Kyrgyzstan scraps Myanmar football match over ‘terror’ threat

BISHKEK, Kyrgyzstan: Muslim-majority Kyrgyzstan on Monday canceled an international football match with Myanmar over “a potential terror act,” as fears grow for the Southeast Asian country’s Rohingya Muslims.
At least 87,000 Muslims have arrived in Bangladesh after fleeing clashes in Myanmar’s Rakhine state, according to the UN.
Social media users in Kyrgyzstan had suggested staging a peaceful protest against the violence in Buddhist-dominated Myanmar ahead of Tuesday’s Asian Cup qualifying match.
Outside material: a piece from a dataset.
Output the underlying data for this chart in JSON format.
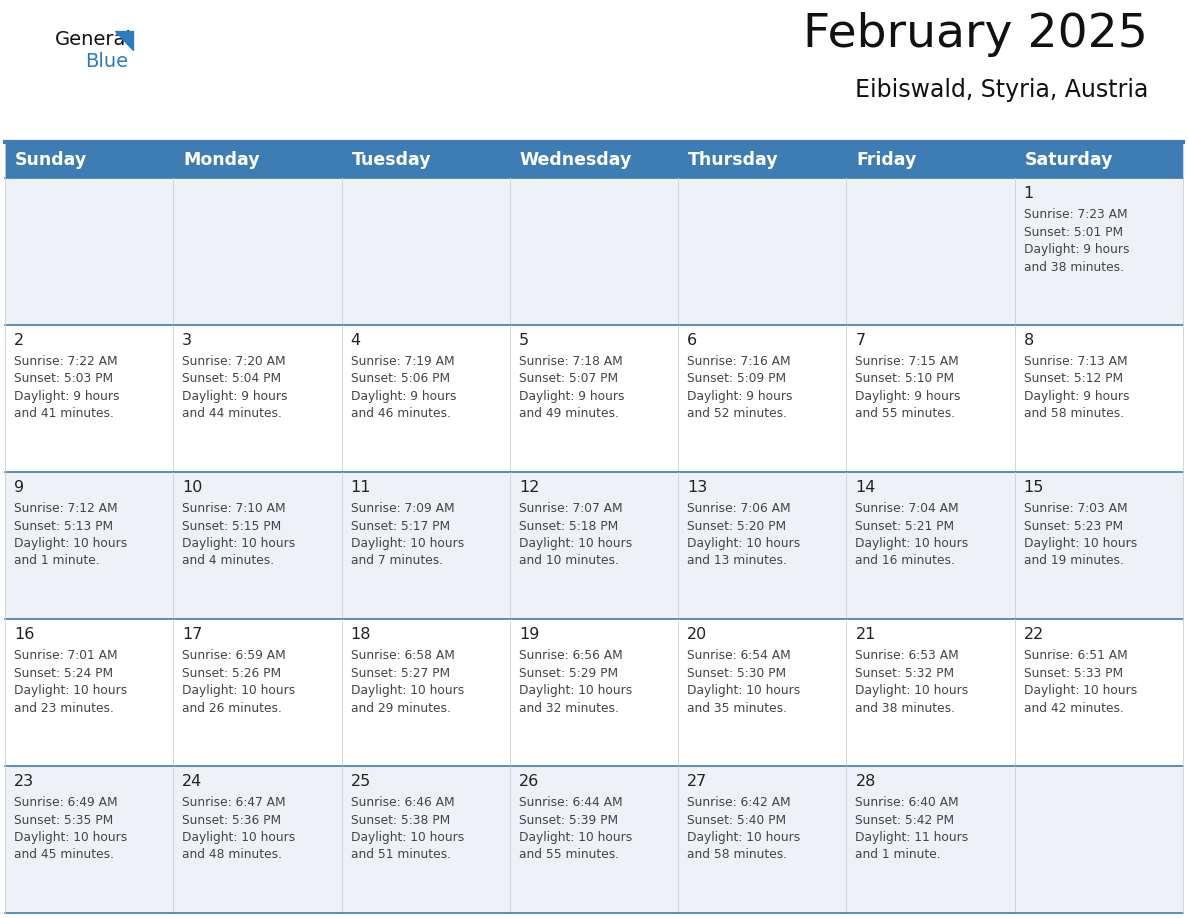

“The match was canceled according to the decision of Prime Minister Sapar Isakov and because of the potential threat of a terrorist act,” a spokeswoman for Kyrgyzstan’s football federation told AFP by telephone.
The head of Kyrgyzstan’s football federation Semetei Sultanov said the match may be held in another country.
UN Secretary-General Antonio Guterres has warned of a looming “humanitarian catastrophe” in western Myanmar and urged the country’s security forces to show restraint after 400 people — most of them Rohingya Muslims — died in communal violence.
Reports of massacres and the systematic torching of villages by security forces — as well as by militants — have raised fears that the violence in Rakhine is spinning out of control.